Die Bundesregierung investiere in diesem Jahr gut 100 Milliarden Euro, erklärte Scholz. "Wir investieren nicht mit der Gießkanne, sondern gezielt dort, wo die Grundlage für volkswirtschaftliches Wachstum besteht: in Glasfaserleitungen, in die Erneuerung der Schienen, bessere Straßen und neue Brücken, in ein flächendeckendes Ladesäulennetz, den Wasserstoffhochlauf, die Transformation von Industrieprozessen, in energetische Gebäudesanierung und die Förderung von Mikroelektronik."

Der Erfolg der Investitionen sei gerade in Ostdeutschland sichtbar. Als Beispiele zählte Scholz Tesla, CATL und Infineon, Intel, Amazon und TSMC auf, die sich für Milliardeninvestitionen in Ostdeutschland entschieden hätten, auch wegen der dortigen Standortstärken: gute Hochschulen und Forschungseinrichtungen, Gewerbeflächen in Größenordnungen, die es in den anderen Ländern oft gar nicht mehr gibt. Hinzu kämen Arbeitnehmerinnen und Arbeitnehmer, die technologieinteressiert und industriefreundlich seien. Ein weiterer Standortvorteil seien die Erneuerbaren Energien, deren Gewicht zu zukünftigen Ansiedlungsentscheidungen weiter steigen werde.

Dafür müsse der Ausbau der erneuerbaren Energien Hand in Hand mit dem Netzausbau gehen. Hier lobte Scholz das Land Brandenburg, dessen Regierung sich mit den Verteilnetzbetreibern auf ein gemeinsames Programm geeinigt habe, um Planungs- und Genehmigungszeiten deutlich zu verkürzen.

Bei dem schnellen Tempo – das Wirtschaftsforum trug zudem das Motto "fast forward" – plage viele Bürgerinnen und Bürger, die Sorge, abgehängt zu werden und die Kontrolle zu verlieren, räumte Scholz ein. Ihn erinnere das an ein nun fast 100 Jahre altes Gedicht des gebürtigen Dresdners Erich Kästner: "Der Globus dreht sich. Und wir dreh’n uns mit. Die Zeit fährt Auto. Doch kein Mensch kann lenken." Daraus schloss Scholz, Zeiten großer Veränderung seien schon immer Zeiten großer Unsicherheit über die Zukunft gewesen.

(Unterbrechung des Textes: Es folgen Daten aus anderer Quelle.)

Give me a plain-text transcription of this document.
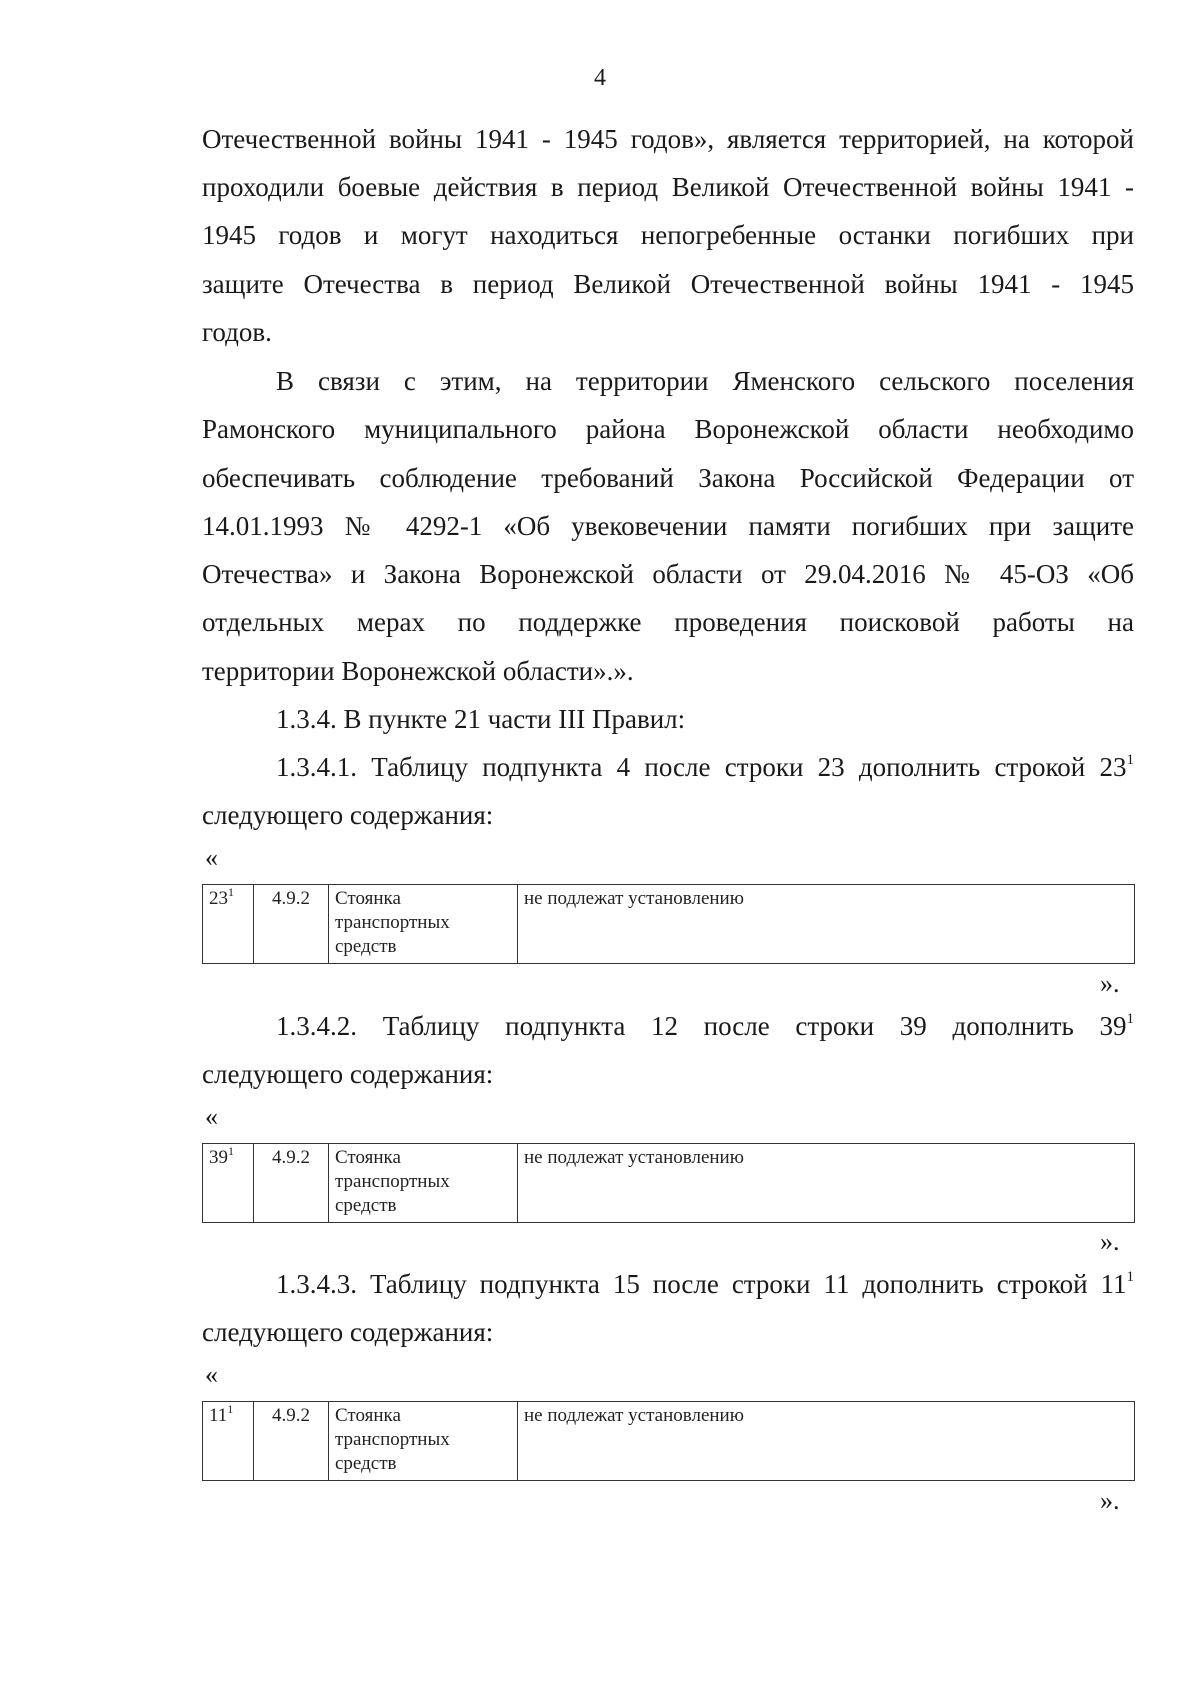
4
Отечественной войны 1941 - 1945 годов», является территорией, на которой
проходили боевые действия в период Великой Отечественной войны 1941 -
1945 годов и могут находиться непогребенные останки погибших при
защите Отечества в период Великой Отечественной войны 1941 - 1945
годов.
В связи с этим, на территории Яменского сельского поселения
Рамонского муниципального района Воронежской области необходимо
обеспечивать соблюдение требований Закона Российской Федерации от
14.01.1993 № 4292-1 «Об увековечении памяти погибших при защите
Отечества» и Закона Воронежской области от 29.04.2016 № 45-ОЗ «Об
отдельных мерах по поддержке проведения поисковой работы на
территории Воронежской области».».
1.3.4. В пункте 21 части III Правил:
1.3.4.1. Таблицу подпункта 4 после строки 23 дополнить строкой $23^1$
следующего содержания:
«
$23^1$	4.9.2	Стоянка транспортных средств	не подлежат установлению
».
1.3.4.2. Таблицу подпункта 12 после строки 39 дополнить $39^1$
следующего содержания:
«
$39^1$	4.9.2	Стоянка транспортных средств	не подлежат установлению
».
1.3.4.3. Таблицу подпункта 15 после строки 11 дополнить строкой $11^1$
следующего содержания:
«
$11^1$	4.9.2	Стоянка транспортных средств	не подлежат установлению
».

"Das hat wirtschaftliche, das hat gesellschaftliche und das hat politische Auswirkungen", betonte Scholz. Damals wie heute versuchten Extremisten, diese Unsicherheit auszunutzen, Angst und Unruhe zu schüren: "Da werden wirtschaftlich ruinöse Wahnvorstellungen von D-Mark und D-Exit verbreitet. Da werden Wahlplakate abgerissen, da werden Wahlkämpferinnen und Wahlkämpfer angegriffen, da wird die Demokratie verächtlich gemacht." Die Täter sollen sich nicht sicher fühlen, ergänzte Scholz: "Wir werden gegen alle vorgehen und wir werden es nicht akzeptieren, dass solche Gewalt stattfindet."